Between Father Mathew and several dignitaries of the Established Church a strong feeling of friendship existed. Even where prejudice was entertained against his creed, it was disarmed by the charm of his manner, and the conviction of his real goodness of heart; but where genuine liberality took the place of prejudice, and he became known to a man of his own stamp in the Protestant Church, the acquaintance soon ripened into friendship, and esteem invariably warmed into enduring affection. That this sentiment was felt towards him by the late Venerable Tighe Gregory, Rector of Kilmore, the words of that liberal-minded man will attest :

Paget Priory, Post Town, Kilcock:
June 6, 1846.

MY VERY REVD. FRIEND,-By the merest accident I have this moment heard that you are to be in Maynooth to-morrow. An additional weight of duty, consequent on the day, renders me unable to drive over and wait on you; but I trust your arrangements will not clash with your favouring me by naming a day, before your return to the south, on which I shall have the pleasure of welcoming you to Paget Priory, where there cannot, I assure you, be a more valued or welcome guest. Polemics and politics are forgotten in the good ship Harmony, as she placidly sails in the bay of Concord; 'tis the vessel which Jesus pilots-may it never be wrecked.
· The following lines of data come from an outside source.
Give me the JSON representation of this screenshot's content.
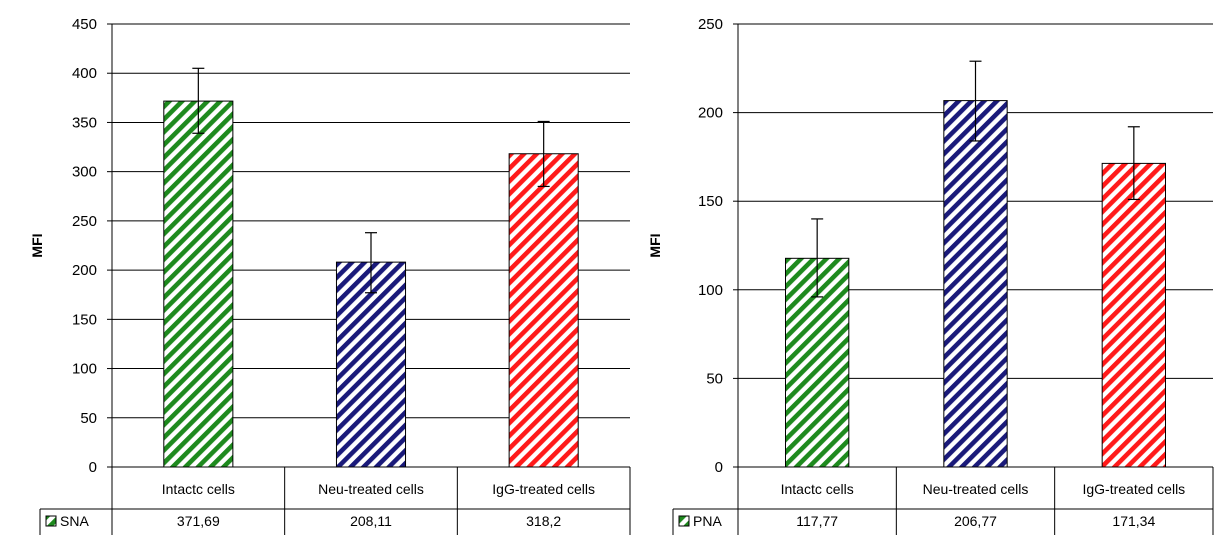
{
  "colors": {
    "green": "#1e8a1e",
    "navy": "#1a1a7a",
    "red": "#ff1a1a"
  },
  "chart_data": [
    {
      "type": "bar",
      "ylabel": "MFI",
      "ylim": [
        0,
        450
      ],
      "yticks": [
        0,
        50,
        100,
        150,
        200,
        250,
        300,
        350,
        400,
        450
      ],
      "grid": true,
      "categories": [
        "Intactc cells",
        "Neu-treated cells",
        "IgG-treated cells"
      ],
      "series": [
        {
          "name": "SNA",
          "values": [
            371.69,
            208.11,
            318.2
          ],
          "value_labels": [
            "371,69",
            "208,11",
            "318,2"
          ],
          "error_low": [
            339,
            177,
            285
          ],
          "error_high": [
            405,
            238,
            351
          ],
          "bar_colors": [
            "#1e8a1e",
            "#1a1a7a",
            "#ff1a1a"
          ],
          "legend_color": "#1e8a1e"
        }
      ],
      "legend": "data table"
    },
    {
      "type": "bar",
      "ylabel": "MFI",
      "ylim": [
        0,
        250
      ],
      "yticks": [
        0,
        50,
        100,
        150,
        200,
        250
      ],
      "grid": true,
      "categories": [
        "Intactc cells",
        "Neu-treated cells",
        "IgG-treated cells"
      ],
      "series": [
        {
          "name": "PNA",
          "values": [
            117.77,
            206.77,
            171.34
          ],
          "value_labels": [
            "117,77",
            "206,77",
            "171,34"
          ],
          "error_low": [
            96,
            184,
            151
          ],
          "error_high": [
            140,
            229,
            192
          ],
          "bar_colors": [
            "#1e8a1e",
            "#1a1a7a",
            "#ff1a1a"
          ],
          "legend_color": "#1e8a1e"
        }
      ],
      "legend": "data table"
    }
  ]
}
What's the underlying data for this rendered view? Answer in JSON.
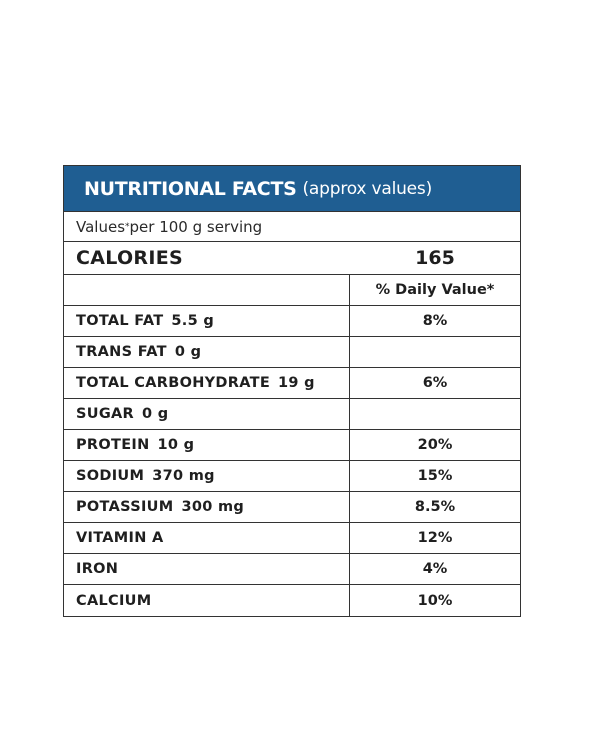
{
  "banner": {
    "title_bold": "NUTRITIONAL FACTS",
    "title_light": "(approx values)"
  },
  "serving": {
    "prefix": "Values",
    "marker": "*",
    "suffix": " per 100 g serving"
  },
  "calories": {
    "label": "CALORIES",
    "value": "165"
  },
  "column_header": {
    "left": "",
    "right": "% Daily Value*"
  },
  "rows": [
    {
      "name": "TOTAL FAT",
      "amount": "5.5 g",
      "dv": "8%"
    },
    {
      "name": "TRANS FAT",
      "amount": "0 g",
      "dv": ""
    },
    {
      "name": "TOTAL CARBOHYDRATE",
      "amount": "19 g",
      "dv": "6%"
    },
    {
      "name": "SUGAR",
      "amount": "0 g",
      "dv": ""
    },
    {
      "name": "PROTEIN",
      "amount": "10 g",
      "dv": "20%"
    },
    {
      "name": "SODIUM",
      "amount": "370 mg",
      "dv": "15%"
    },
    {
      "name": "POTASSIUM",
      "amount": "300 mg",
      "dv": "8.5%"
    },
    {
      "name": "VITAMIN A",
      "amount": "",
      "dv": "12%"
    },
    {
      "name": "IRON",
      "amount": "",
      "dv": "4%"
    },
    {
      "name": "CALCIUM",
      "amount": "",
      "dv": "10%"
    }
  ],
  "colors": {
    "banner_bg": "#1f5e92",
    "banner_text": "#ffffff",
    "border": "#333333"
  }
}
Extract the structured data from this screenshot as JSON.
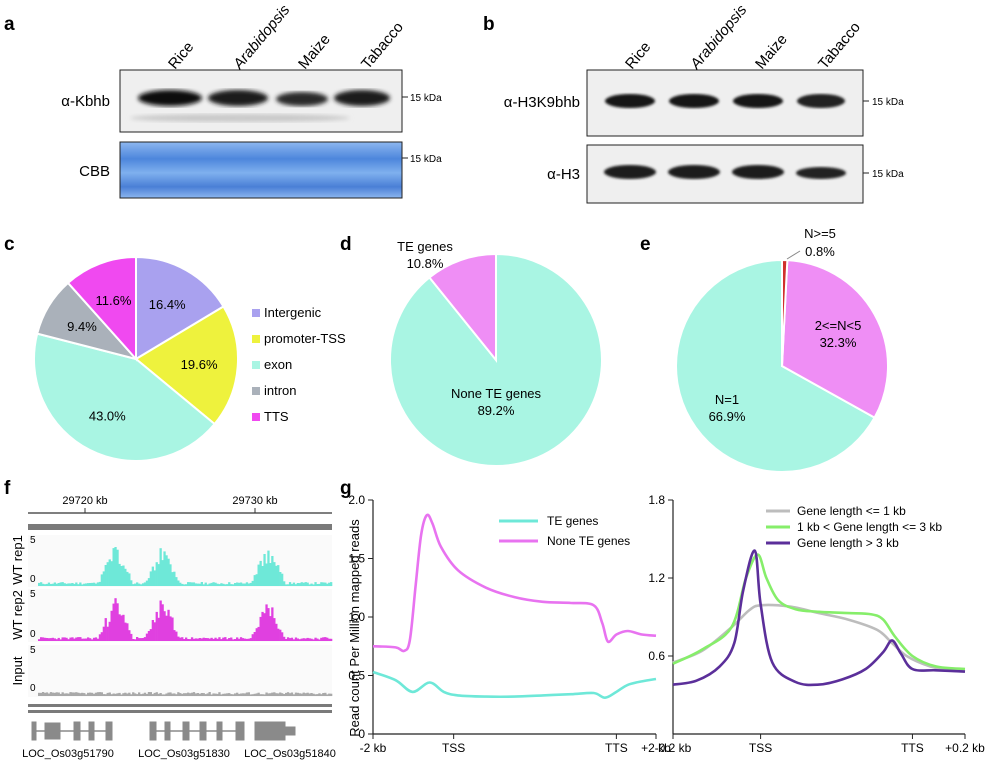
{
  "panels": {
    "a": "a",
    "b": "b",
    "c": "c",
    "d": "d",
    "e": "e",
    "f": "f",
    "g": "g"
  },
  "colors": {
    "teal": "#6ee8d8",
    "pink": "#e873f0",
    "pie_teal": "#a9f5e3",
    "pie_pink": "#ef8ef5",
    "lavender": "#a9a1ef",
    "yellow": "#eef23d",
    "gray": "#aab1ba",
    "magenta": "#f049f0",
    "green": "#86ee6a",
    "purple": "#5b2f9a",
    "lightgray": "#bdbdbd",
    "cbb": "#5f9ae6",
    "red": "#d0312d"
  },
  "panel_a": {
    "lanes": [
      "Rice",
      "Arabidopsis",
      "Maize",
      "Tabacco"
    ],
    "row1_label": "α-Kbhb",
    "row2_label": "CBB",
    "marker1": "15 kDa",
    "marker2": "15 kDa"
  },
  "panel_b": {
    "lanes": [
      "Rice",
      "Arabidopsis",
      "Maize",
      "Tabacco"
    ],
    "row1_label": "α-H3K9bhb",
    "row2_label": "α-H3",
    "marker1": "15 kDa",
    "marker2": "15 kDa"
  },
  "chart_data": [
    {
      "id": "c",
      "type": "pie",
      "labels": [
        "Intergenic",
        "promoter-TSS",
        "exon",
        "intron",
        "TTS"
      ],
      "values": [
        16.4,
        19.6,
        43.0,
        9.4,
        11.6
      ],
      "display": [
        "16.4%",
        "19.6%",
        "43.0%",
        "9.4%",
        "11.6%"
      ],
      "colors": [
        "#a9a1ef",
        "#eef23d",
        "#a9f5e3",
        "#aab1ba",
        "#f049f0"
      ],
      "legend": "right"
    },
    {
      "id": "d",
      "type": "pie",
      "labels": [
        "None TE genes",
        "TE genes"
      ],
      "values": [
        89.2,
        10.8
      ],
      "display": [
        "89.2%",
        "10.8%"
      ],
      "colors": [
        "#a9f5e3",
        "#ef8ef5"
      ]
    },
    {
      "id": "e",
      "type": "pie",
      "labels": [
        "N=1",
        "2<=N<5",
        "N>=5"
      ],
      "values": [
        66.9,
        32.3,
        0.8
      ],
      "display": [
        "66.9%",
        "32.3%",
        "0.8%"
      ],
      "colors": [
        "#a9f5e3",
        "#ef8ef5",
        "#d0312d"
      ]
    },
    {
      "id": "f",
      "type": "area",
      "xlabel": "",
      "coords": [
        "29720 kb",
        "29730 kb"
      ],
      "tracks": [
        {
          "name": "WT rep1",
          "scale_max": "5",
          "scale_min": "0",
          "color": "#6ee8d8",
          "peaks": [
            0.26,
            0.42,
            0.78
          ]
        },
        {
          "name": "WT rep2",
          "scale_max": "5",
          "scale_min": "0",
          "color": "#e040e0",
          "peaks": [
            0.26,
            0.42,
            0.78
          ]
        },
        {
          "name": "Input",
          "scale_max": "5",
          "scale_min": "0",
          "color": "#a9a9a9",
          "peaks": []
        }
      ],
      "genes": [
        "LOC_Os03g51790",
        "LOC_Os03g51830",
        "LOC_Os03g51840"
      ]
    },
    {
      "id": "g1",
      "type": "line",
      "ylabel": "Read count Per Million mapped reads",
      "ylim": [
        0,
        2.0
      ],
      "yticks": [
        "0",
        "0.5",
        "1.0",
        "1.5",
        "2.0"
      ],
      "xticks": [
        "-2 kb",
        "TSS",
        "TTS",
        "+2 kb"
      ],
      "series": [
        {
          "name": "TE genes",
          "color": "#6ee8d8",
          "x": [
            0,
            0.08,
            0.14,
            0.2,
            0.25,
            0.3,
            0.4,
            0.5,
            0.6,
            0.7,
            0.78,
            0.82,
            0.86,
            0.9,
            0.95,
            1.0
          ],
          "y": [
            0.53,
            0.46,
            0.36,
            0.44,
            0.36,
            0.33,
            0.32,
            0.32,
            0.33,
            0.34,
            0.35,
            0.31,
            0.36,
            0.42,
            0.45,
            0.47
          ]
        },
        {
          "name": "None TE genes",
          "color": "#e873f0",
          "x": [
            0,
            0.08,
            0.11,
            0.13,
            0.15,
            0.17,
            0.19,
            0.21,
            0.24,
            0.3,
            0.4,
            0.5,
            0.6,
            0.7,
            0.78,
            0.81,
            0.83,
            0.86,
            0.9,
            0.95,
            1.0
          ],
          "y": [
            0.75,
            0.74,
            0.71,
            0.8,
            1.25,
            1.7,
            1.87,
            1.8,
            1.6,
            1.4,
            1.25,
            1.17,
            1.13,
            1.12,
            1.1,
            0.95,
            0.79,
            0.85,
            0.88,
            0.85,
            0.84
          ]
        }
      ]
    },
    {
      "id": "g2",
      "type": "line",
      "ylim": [
        0,
        1.8
      ],
      "yticks": [
        "0.6",
        "1.2",
        "1.8"
      ],
      "xticks": [
        "-0.2 kb",
        "TSS",
        "TTS",
        "+0.2 kb"
      ],
      "series": [
        {
          "name": "Gene length <= 1 kb",
          "color": "#bdbdbd",
          "x": [
            0,
            0.1,
            0.2,
            0.26,
            0.3,
            0.4,
            0.5,
            0.6,
            0.7,
            0.75,
            0.8,
            0.88,
            0.95,
            1.0
          ],
          "y": [
            0.55,
            0.64,
            0.82,
            0.95,
            0.99,
            0.98,
            0.93,
            0.88,
            0.8,
            0.7,
            0.6,
            0.52,
            0.49,
            0.48
          ]
        },
        {
          "name": "1 kb < Gene length <= 3 kb",
          "color": "#86ee6a",
          "x": [
            0,
            0.1,
            0.2,
            0.25,
            0.29,
            0.32,
            0.36,
            0.42,
            0.5,
            0.6,
            0.68,
            0.72,
            0.76,
            0.82,
            0.9,
            1.0
          ],
          "y": [
            0.54,
            0.65,
            0.82,
            1.2,
            1.38,
            1.2,
            1.03,
            0.96,
            0.94,
            0.93,
            0.92,
            0.88,
            0.75,
            0.6,
            0.52,
            0.5
          ]
        },
        {
          "name": "Gene length > 3 kb",
          "color": "#5b2f9a",
          "x": [
            0,
            0.08,
            0.16,
            0.21,
            0.24,
            0.28,
            0.3,
            0.34,
            0.42,
            0.5,
            0.58,
            0.66,
            0.72,
            0.75,
            0.78,
            0.82,
            0.9,
            1.0
          ],
          "y": [
            0.38,
            0.41,
            0.52,
            0.7,
            1.1,
            1.41,
            1.0,
            0.55,
            0.4,
            0.38,
            0.42,
            0.5,
            0.63,
            0.72,
            0.62,
            0.5,
            0.49,
            0.48
          ]
        }
      ]
    }
  ]
}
Every day gives evidence of the blessings of temperance; and I never saw it more fully exemplified than last Easter Monday in my own churchyard, where an ill-conducted terrorist of the Clarendon Lodge found his safety (and impunity, too) in the exemplary sobriety which caused the meritorious forbearance of the numerous Roman Catholics present, whom, in drunken bigotry, he audaciously stigmatised and insulted, in spite of his pastor's stern reproof.

They talk of panaceas for Ireland's ills, and say 'all attempts to find one are utopian.' I deny it. Temperance is the panacea-on it domestic peace, public order, morality, industry, meekness, mildness, and Christian charity are reared; and family broils, riot, tumult, violence, dissipation, idleness, intolerance, and bigotry are crushed beneath it.

The instance I have just recounted-almost at the time, and but six miles from the place where you will probably be administering the pledge when you receive this-forms a great and striking proof that in temperance this panacea is to be found; and with heart and hand ALL should therefore promote its growth. I was charmed to find my son, and my friend the Bishop of Norwich, acting the noble part they did, in presenting you at the Shire Hall. Persevere and

prosper.

Accept, very reverend and dear friend, the assurance of the enduring esteem of, yours faithfully and truly,

E. TIGHE GREGORY, D.D. and LL.D., Rector and Vicar of Kilmore. The Very Revd. Theobald Mathew, &c.